For patients treated with alendronate, 1,010 adverse events were reported in the study period. Of these, 188 cases were osteonecrosis of the jaw, 91 of which had recent dental care and a mean time of bisphosphonate exposure of 70.9 months. In this group of patients, the risk factors for developing osteonecrosis of the jaw were being 65 years old, having diabetes, corticosteroid therapy and having a history of cancer.
In patients treated with risedronate, 711 adverse events were reported. Of these, 68 cases were osteonecrosis of the jaw, with 28 patients having had recent dental care and a mean time of bisphosphonate exposure of 53.6 months.

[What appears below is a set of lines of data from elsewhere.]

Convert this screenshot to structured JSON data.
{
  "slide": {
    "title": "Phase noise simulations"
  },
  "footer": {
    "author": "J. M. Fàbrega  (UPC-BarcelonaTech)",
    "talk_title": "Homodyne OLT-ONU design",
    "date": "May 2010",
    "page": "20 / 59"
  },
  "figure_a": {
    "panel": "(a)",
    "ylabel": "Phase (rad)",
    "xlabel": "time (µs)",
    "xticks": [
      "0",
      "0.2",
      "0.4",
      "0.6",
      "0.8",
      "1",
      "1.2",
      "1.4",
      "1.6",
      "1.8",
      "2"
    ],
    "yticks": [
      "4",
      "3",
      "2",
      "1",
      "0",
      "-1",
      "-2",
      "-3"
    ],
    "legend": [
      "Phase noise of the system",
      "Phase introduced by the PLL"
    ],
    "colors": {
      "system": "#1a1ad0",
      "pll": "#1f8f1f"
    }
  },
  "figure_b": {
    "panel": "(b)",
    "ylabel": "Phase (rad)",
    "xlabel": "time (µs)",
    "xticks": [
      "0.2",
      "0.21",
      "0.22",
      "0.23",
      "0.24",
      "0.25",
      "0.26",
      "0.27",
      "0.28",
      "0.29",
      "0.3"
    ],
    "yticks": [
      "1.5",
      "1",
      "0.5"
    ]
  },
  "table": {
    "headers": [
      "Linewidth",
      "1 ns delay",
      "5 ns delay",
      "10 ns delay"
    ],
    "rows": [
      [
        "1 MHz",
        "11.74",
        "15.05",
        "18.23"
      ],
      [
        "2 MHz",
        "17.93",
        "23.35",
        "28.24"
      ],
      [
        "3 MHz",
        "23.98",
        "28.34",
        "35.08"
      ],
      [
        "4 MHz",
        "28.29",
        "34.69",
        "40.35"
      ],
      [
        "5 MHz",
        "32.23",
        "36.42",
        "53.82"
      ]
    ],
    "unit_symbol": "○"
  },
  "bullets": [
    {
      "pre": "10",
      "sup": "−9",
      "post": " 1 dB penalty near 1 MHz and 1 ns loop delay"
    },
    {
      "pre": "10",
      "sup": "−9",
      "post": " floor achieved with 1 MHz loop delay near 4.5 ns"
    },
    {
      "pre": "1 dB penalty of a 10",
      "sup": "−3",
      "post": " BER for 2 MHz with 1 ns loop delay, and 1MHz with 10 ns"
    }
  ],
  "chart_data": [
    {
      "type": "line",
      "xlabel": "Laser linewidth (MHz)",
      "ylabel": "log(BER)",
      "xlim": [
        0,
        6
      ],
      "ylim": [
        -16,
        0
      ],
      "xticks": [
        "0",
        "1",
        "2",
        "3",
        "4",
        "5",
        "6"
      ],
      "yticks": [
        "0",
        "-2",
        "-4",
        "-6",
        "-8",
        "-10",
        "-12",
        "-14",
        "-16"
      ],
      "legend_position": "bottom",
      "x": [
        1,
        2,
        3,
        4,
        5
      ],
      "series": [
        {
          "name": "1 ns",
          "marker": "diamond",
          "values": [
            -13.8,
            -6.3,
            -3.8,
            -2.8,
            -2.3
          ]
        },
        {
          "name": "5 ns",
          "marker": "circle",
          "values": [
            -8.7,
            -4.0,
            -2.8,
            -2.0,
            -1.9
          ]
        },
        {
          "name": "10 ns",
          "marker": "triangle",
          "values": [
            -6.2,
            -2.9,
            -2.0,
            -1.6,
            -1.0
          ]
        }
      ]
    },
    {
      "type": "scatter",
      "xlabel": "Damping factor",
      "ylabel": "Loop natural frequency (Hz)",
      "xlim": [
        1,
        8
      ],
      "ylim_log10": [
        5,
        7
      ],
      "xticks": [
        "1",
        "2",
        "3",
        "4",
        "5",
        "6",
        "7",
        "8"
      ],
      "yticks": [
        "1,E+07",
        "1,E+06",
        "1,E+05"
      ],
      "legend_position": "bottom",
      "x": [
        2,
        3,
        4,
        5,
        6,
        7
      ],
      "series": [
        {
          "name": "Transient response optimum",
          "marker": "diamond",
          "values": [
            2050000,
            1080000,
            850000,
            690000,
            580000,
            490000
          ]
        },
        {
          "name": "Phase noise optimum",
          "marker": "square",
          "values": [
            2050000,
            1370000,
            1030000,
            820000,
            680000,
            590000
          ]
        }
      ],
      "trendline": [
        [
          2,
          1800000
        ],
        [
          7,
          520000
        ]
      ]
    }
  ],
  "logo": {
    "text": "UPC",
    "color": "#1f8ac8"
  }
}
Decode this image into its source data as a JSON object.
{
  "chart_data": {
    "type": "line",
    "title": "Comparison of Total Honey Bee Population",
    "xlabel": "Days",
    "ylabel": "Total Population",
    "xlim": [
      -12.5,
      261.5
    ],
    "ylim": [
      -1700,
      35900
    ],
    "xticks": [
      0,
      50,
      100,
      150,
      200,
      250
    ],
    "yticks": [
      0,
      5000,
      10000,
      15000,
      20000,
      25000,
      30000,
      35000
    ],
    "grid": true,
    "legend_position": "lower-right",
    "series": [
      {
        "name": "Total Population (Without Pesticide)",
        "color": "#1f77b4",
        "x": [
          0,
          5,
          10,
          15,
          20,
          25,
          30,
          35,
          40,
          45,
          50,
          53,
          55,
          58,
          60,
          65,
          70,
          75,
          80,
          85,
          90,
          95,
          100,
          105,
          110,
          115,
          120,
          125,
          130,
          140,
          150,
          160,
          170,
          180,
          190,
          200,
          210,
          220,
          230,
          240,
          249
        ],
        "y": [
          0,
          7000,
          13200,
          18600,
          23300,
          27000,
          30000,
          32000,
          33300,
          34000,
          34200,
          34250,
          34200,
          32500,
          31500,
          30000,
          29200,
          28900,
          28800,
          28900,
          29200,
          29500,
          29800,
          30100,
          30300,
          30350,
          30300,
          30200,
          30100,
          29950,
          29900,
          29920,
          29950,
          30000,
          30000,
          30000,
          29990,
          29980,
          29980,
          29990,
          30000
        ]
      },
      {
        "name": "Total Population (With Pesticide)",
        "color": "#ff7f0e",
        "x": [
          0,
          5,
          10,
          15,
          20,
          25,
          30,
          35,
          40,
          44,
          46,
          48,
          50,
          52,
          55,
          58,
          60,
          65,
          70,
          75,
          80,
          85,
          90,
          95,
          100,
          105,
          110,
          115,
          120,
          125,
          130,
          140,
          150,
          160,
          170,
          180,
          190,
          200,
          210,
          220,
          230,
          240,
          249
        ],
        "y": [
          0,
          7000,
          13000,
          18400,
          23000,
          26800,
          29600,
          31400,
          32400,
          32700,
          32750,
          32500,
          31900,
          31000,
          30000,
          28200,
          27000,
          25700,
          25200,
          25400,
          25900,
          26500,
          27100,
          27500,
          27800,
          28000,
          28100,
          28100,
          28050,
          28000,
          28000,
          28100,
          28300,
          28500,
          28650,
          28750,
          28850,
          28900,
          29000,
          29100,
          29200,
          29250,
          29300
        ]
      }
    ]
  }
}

In these patients, risk factors for developing osteonecrosis of the jaw were being at least 65 years old, smoking, corticosteroid therapy and having a history of cancer and chemotherapy.
The reporting odds ratio calculation showed that corticosteroid therapy was more frequently associated with patients treated with risedronate (2.10 [1.64–2.69]) and alendronate (1.33 [1.04–1.70]) than zoledronic acid in patients with rheumatologic conditions, with no other significant differences. Additionally, the incidence of osteonecrosis of the jaw was significantly higher in patients with rheumatic conditions treated with zoledronic acid than those treated with either alendronate or risedronate (P<0.001, for both).
Between 2011 and 2020, 614,932 patients were treated with zoledronic acid for rheumatic conditions, with 59 cases of osteonecrosis of the jaw, yielding an incidence of 9.6/100,000 person-years. During this period, 2,233,536 patients were treated with risedronate, with 44 cases of osteonecrosis of the jaw, yielding an incidence of 2.0/100,000 person-years, and 2,432,373 patients were treated with alendronate, with 125 cases of osteonecrosis of the jaw, yielding an incidence of 5.1/100,000 person-years.
Conclusion
The data from this study confirm that in a large population of patients with osteoporosis, bisphosphonate-associated osteonecrosis of the jaw rarely occurs and can occur more often in patients treated with injectable zoledronic acid than in those treated with the oral bisphosphonates alendronate and risedronate.
Additionally, the risk of bisphosphonate-related osteonecrosis of the jaw appears related to the bone resorption inhibition potency of the particular bisphosphonate, with risedronate having the lowest bone resorption potency and zoledronic acid in rheumatic conditions having the highest bone resorption potency. Being an active smoker seems to be a consistent risk factor for developing osteonecrosis of the jaw, as does having had recent dental care.
The pharmacovigilance study limitations include that this study was retrospective in nature, the under-reporting of adverse events often occurs and researchers only examined claims from one database.